Reputation: 43
I'm trying to read a unstructured csv file using pandas read_csv()
. The problem is some of the files have rows with extra columns as shown below in the sample input.
sample input:
col0,col1,col2
a,b,c
a,b,c,d
a,b,c
a,b,c,d
While handling these kind of files the program throws some ParseError
ParserError: Error tokenizing data. C error: Expected 3 fields in line 3, saw 4
sample output :
col0 | col1 | col2 | col3
a | b | c | NaN
a | b | c | d
a | b | c | NaN
a | b | c | d
I don't want to ignore the lines with error_bad_lines = False
parameter in pandas read_csv()
.
Any kind of help will be highly appreciated.
Upvotes: 2
Views: 2408
Reputation: 863166
One possible solution is preprocessing first and find max number of separators, and set parameter names
by range
:
path_csv = 'file.csv'
with open(path_csv) as f:
lines = f.readlines()
num = max(l.count(',') for l in lines) + 1
print (num)
4
df = pd.read_csv(path_csv, names=range(num))
print (df)
0 1 2 3
0 col0 col1 col2 NaN
1 a b c NaN
2 a b c d
3 a b c NaN
4 a b c d
Similar if header is not important, so possible remove it:
df = pd.read_csv(path_csv, names=range(num), skiprows=1)
print (df)
0 1 2 3
0 a b c NaN
1 a b c d
2 a b c NaN
3 a b c d
Another more dynamic solution is add values to header:
path_csv = 'file.csv'
with open(path_csv) as f:
lines = f.readlines()
#get header to list
header = [x.strip() for x in lines[0].split(',')]

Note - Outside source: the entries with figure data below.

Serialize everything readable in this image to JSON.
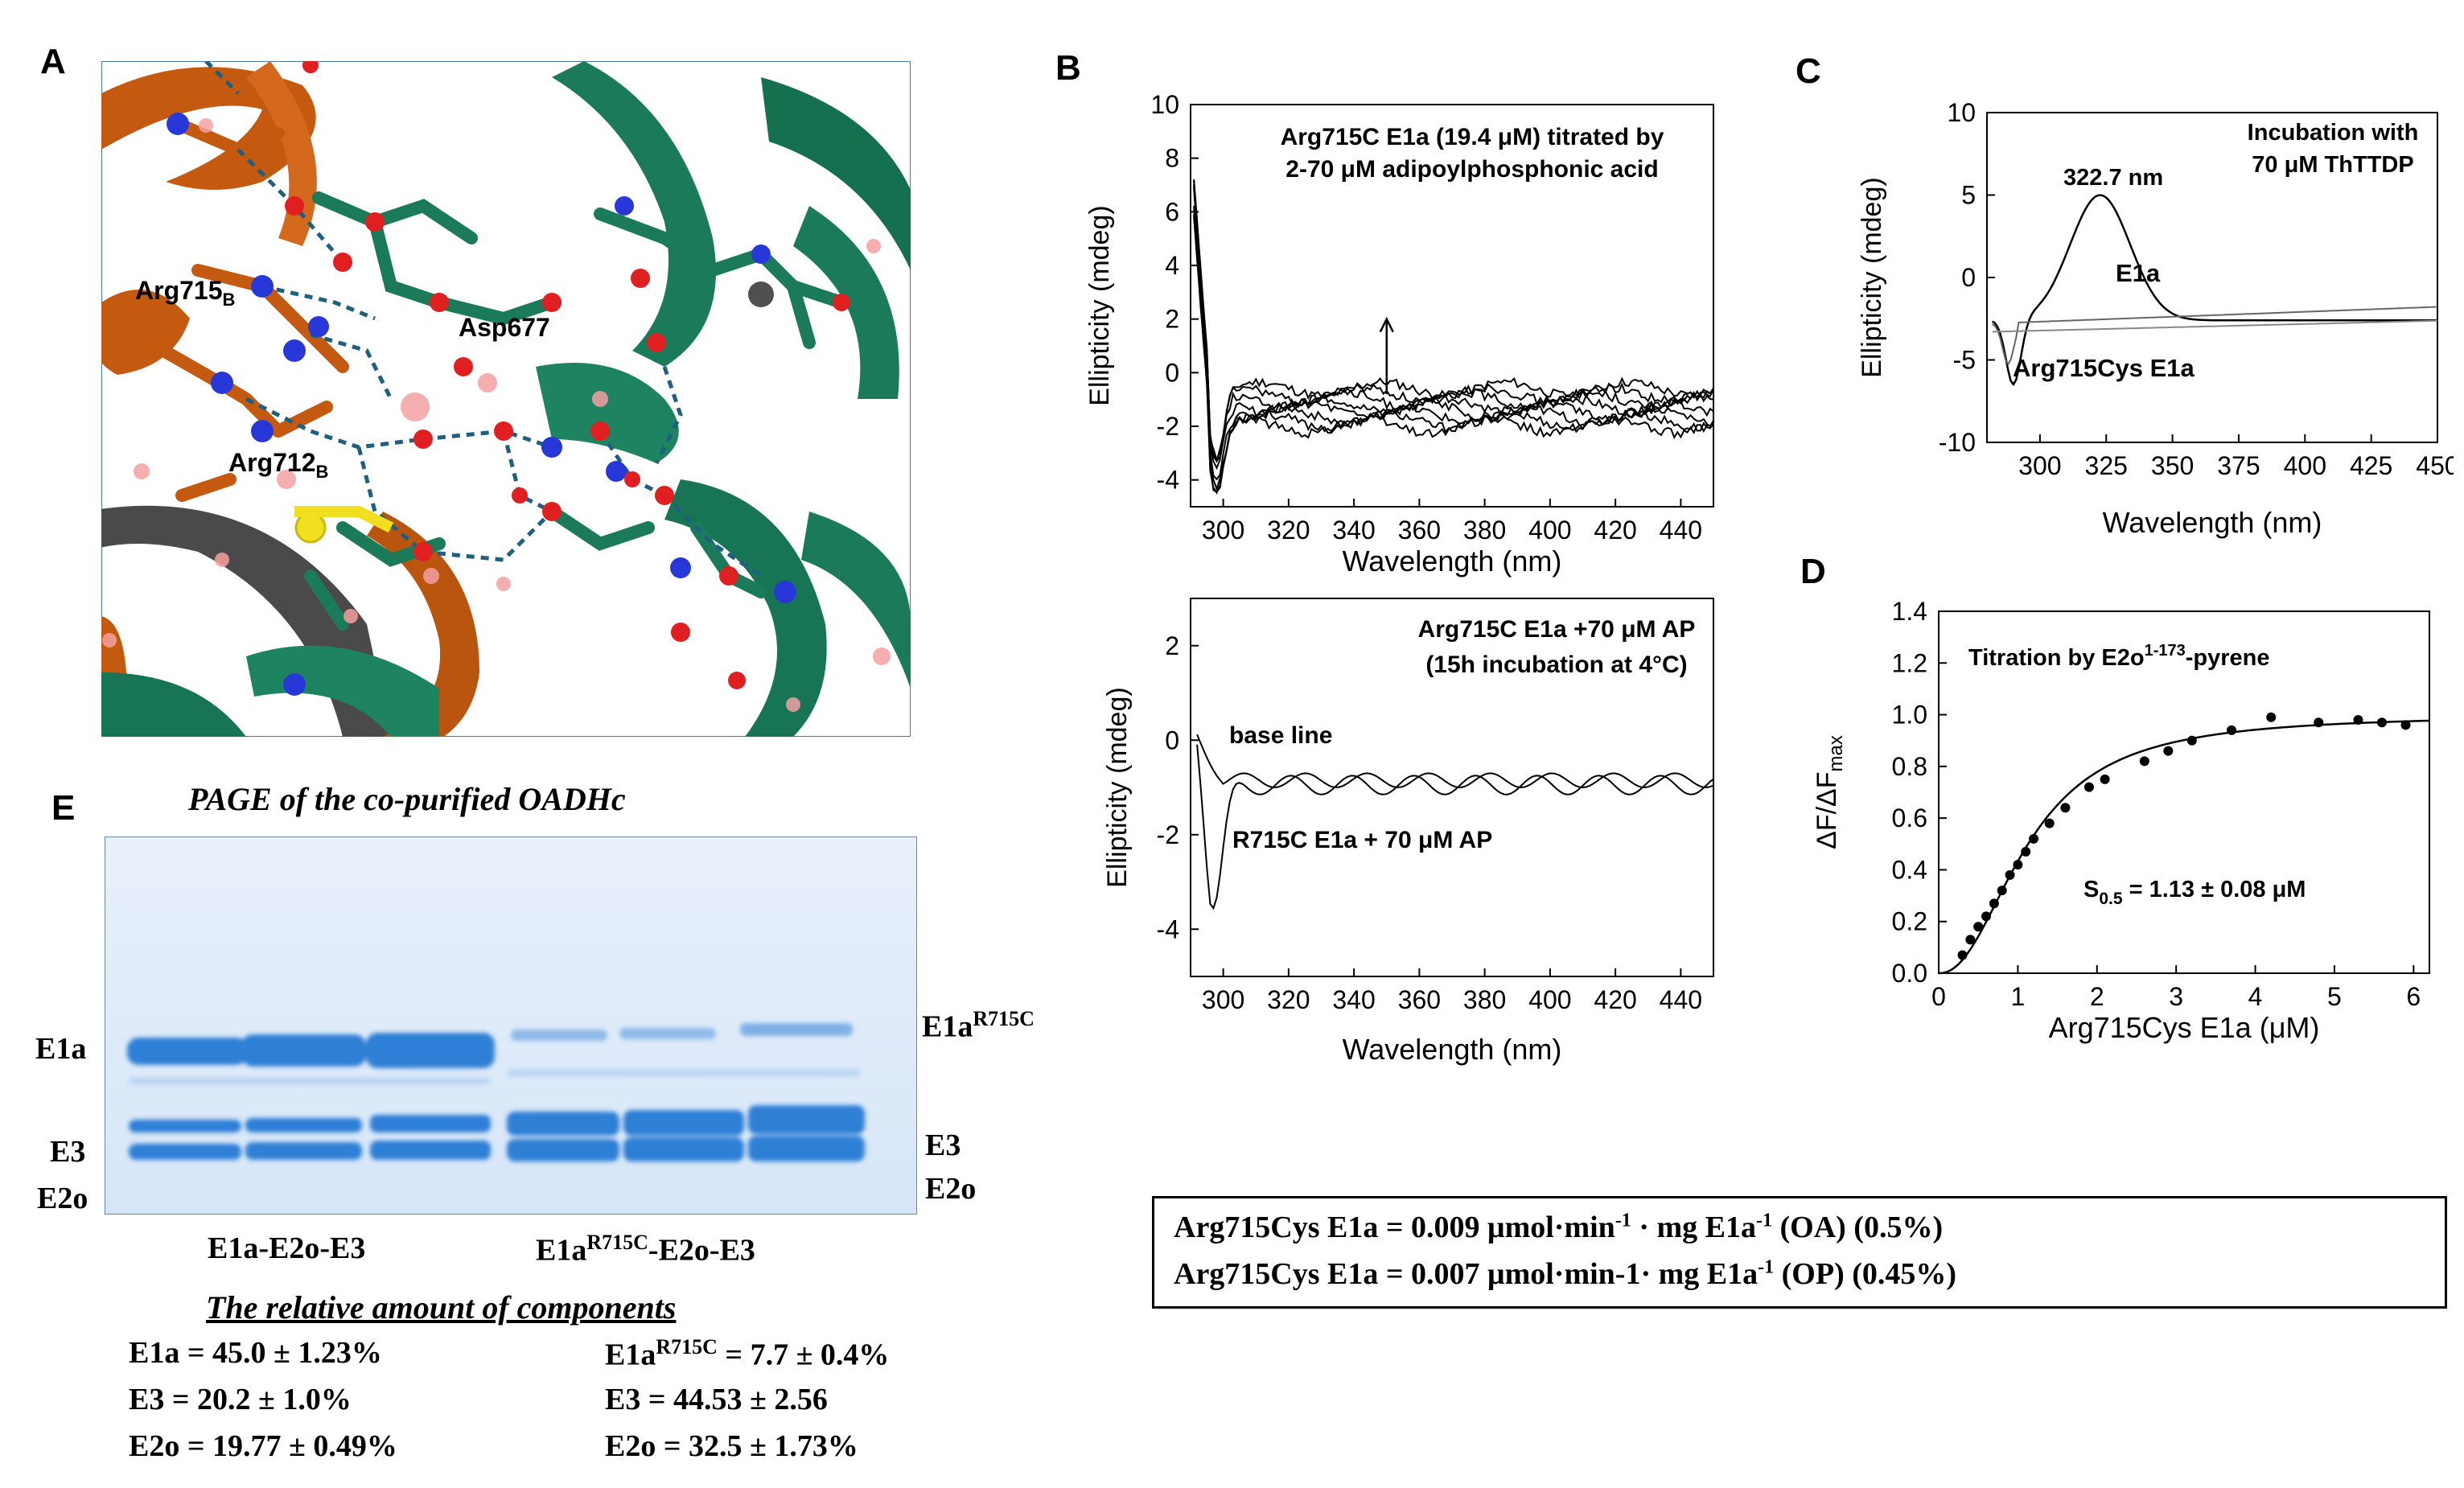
{
  "panels": {
    "a": "A",
    "b": "B",
    "c": "C",
    "d": "D",
    "e": "E"
  },
  "panel_a": {
    "labels": {
      "arg715": "Arg715",
      "arg715_sub": "B",
      "asp677": "Asp677",
      "arg712": "Arg712",
      "arg712_sub": "B"
    },
    "colors": {
      "chain_b": "#c45a10",
      "chain_a": "#1a7a5a",
      "oxygen": "#e02020",
      "nitrogen": "#2838d8",
      "sulfur": "#f0e020",
      "gray": "#505050"
    }
  },
  "chart_data": [
    {
      "id": "B-top",
      "type": "line",
      "title": "Arg715C E1a (19.4 μM) titrated by",
      "subtitle": "2-70 μM  adipoylphosphonic acid",
      "xlabel": "Wavelength (nm)",
      "ylabel": "Ellipticity (mdeg)",
      "xlim": [
        290,
        450
      ],
      "ylim": [
        -5,
        10
      ],
      "xticks": [
        "300",
        "320",
        "340",
        "360",
        "380",
        "400",
        "420",
        "440"
      ],
      "yticks": [
        "10",
        "8",
        "6",
        "4",
        "2",
        "0",
        "-2",
        "-4"
      ],
      "series_count": 8,
      "annotation": "arrow up at 350 nm"
    },
    {
      "id": "B-bottom",
      "type": "line",
      "title": "Arg715C E1a +70 μM AP",
      "subtitle": "(15h incubation at 4°C)",
      "xlabel": "Wavelength (nm)",
      "ylabel": "Ellipticity (mdeg)",
      "xlim": [
        290,
        450
      ],
      "ylim": [
        -5,
        3
      ],
      "xticks": [
        "300",
        "320",
        "340",
        "360",
        "380",
        "400",
        "420",
        "440"
      ],
      "yticks": [
        "2",
        "0",
        "-2",
        "-4"
      ],
      "series": [
        {
          "name": "base line"
        },
        {
          "name": "R715C E1a + 70 μM AP"
        }
      ]
    },
    {
      "id": "C",
      "type": "line",
      "title": "Incubation with",
      "subtitle": "70 μM ThTTDP",
      "xlabel": "Wavelength (nm)",
      "ylabel": "Ellipticity (mdeg)",
      "xlim": [
        280,
        450
      ],
      "ylim": [
        -10,
        10
      ],
      "xticks": [
        "300",
        "325",
        "350",
        "375",
        "400",
        "425",
        "450"
      ],
      "yticks": [
        "10",
        "5",
        "0",
        "-5",
        "-10"
      ],
      "peak_label": "322.7 nm",
      "series": [
        {
          "name": "E1a"
        },
        {
          "name": "Arg715Cys E1a"
        }
      ]
    },
    {
      "id": "D",
      "type": "scatter",
      "title": "Titration  by E2o",
      "title_sup": "1-173",
      "title_suffix": "-pyrene",
      "xlabel": "Arg715Cys E1a (μM)",
      "ylabel": "ΔF/ΔF",
      "ylabel_sub": "max",
      "xlim": [
        0,
        6.2
      ],
      "ylim": [
        0,
        1.4
      ],
      "xticks": [
        "0",
        "1",
        "2",
        "3",
        "4",
        "5",
        "6"
      ],
      "yticks": [
        "1.4",
        "1.2",
        "1.0",
        "0.8",
        "0.6",
        "0.4",
        "0.2",
        "0.0"
      ],
      "x": [
        0.3,
        0.4,
        0.5,
        0.6,
        0.7,
        0.8,
        0.9,
        1.0,
        1.1,
        1.2,
        1.4,
        1.6,
        1.9,
        2.1,
        2.6,
        2.9,
        3.2,
        3.7,
        4.2,
        4.8,
        5.3,
        5.6,
        5.9
      ],
      "y": [
        0.07,
        0.13,
        0.18,
        0.22,
        0.27,
        0.32,
        0.38,
        0.42,
        0.47,
        0.52,
        0.58,
        0.64,
        0.72,
        0.75,
        0.82,
        0.86,
        0.9,
        0.94,
        0.99,
        0.97,
        0.98,
        0.97,
        0.96
      ],
      "s05_label": "S",
      "s05_sub": "0.5",
      "s05_value": " = 1.13 ± 0.08 μM"
    }
  ],
  "panel_e": {
    "title": "PAGE of the co-purified OADHc",
    "left_labels": {
      "e1a": "E1a",
      "e3": "E3",
      "e2o": "E2o"
    },
    "right_labels": {
      "e1a": "E1a",
      "e1a_sup": "R715C",
      "e3": "E3",
      "e2o": "E2o"
    },
    "lane_group_1": "E1a-E2o-E3",
    "lane_group_2_a": "E1a",
    "lane_group_2_sup": "R715C",
    "lane_group_2_b": "-E2o-E3",
    "gel_color": "#e8f0fa",
    "band_color": "#2e7fd6",
    "table_title": "The relative amount of components",
    "left": {
      "r1": "E1a = 45.0 ± 1.23%",
      "r2": "E3  = 20.2 ± 1.0%",
      "r3": "E2o = 19.77 ± 0.49%"
    },
    "right": {
      "r1a": "E1a",
      "r1sup": "R715C",
      "r1b": " = 7.7 ±  0.4%",
      "r2": "E3 = 44.53 ± 2.56",
      "r3": "E2o = 32.5 ± 1.73%"
    }
  },
  "activity_box": {
    "line1_a": "Arg715Cys E1a = 0.009 μmol·min",
    "line1_sup1": "-1",
    "line1_b": " · mg E1a",
    "line1_sup2": "-1",
    "line1_c": " (OA) (0.5%)",
    "line2_a": "Arg715Cys E1a  = 0.007 μmol·min-1· mg E1a",
    "line2_sup": "-1",
    "line2_c": " (OP) (0.45%)"
  }
}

#get max number of separator
max_num = max(l.count(',') for l in lines)
#add missing header values by range
if len(header) < max_num + 1:
header = header + list(range(max_num-len(header) + 1))
print (header)
['col0', 'col1', 'col2', 0]
df = pd.read_csv(path_csv, names=header, skiprows=1)
print (df)
col0 col1 col2 0
0 a b c NaN
1 a b c d
2 a b c NaN
3 a b c d
Upvotes: 2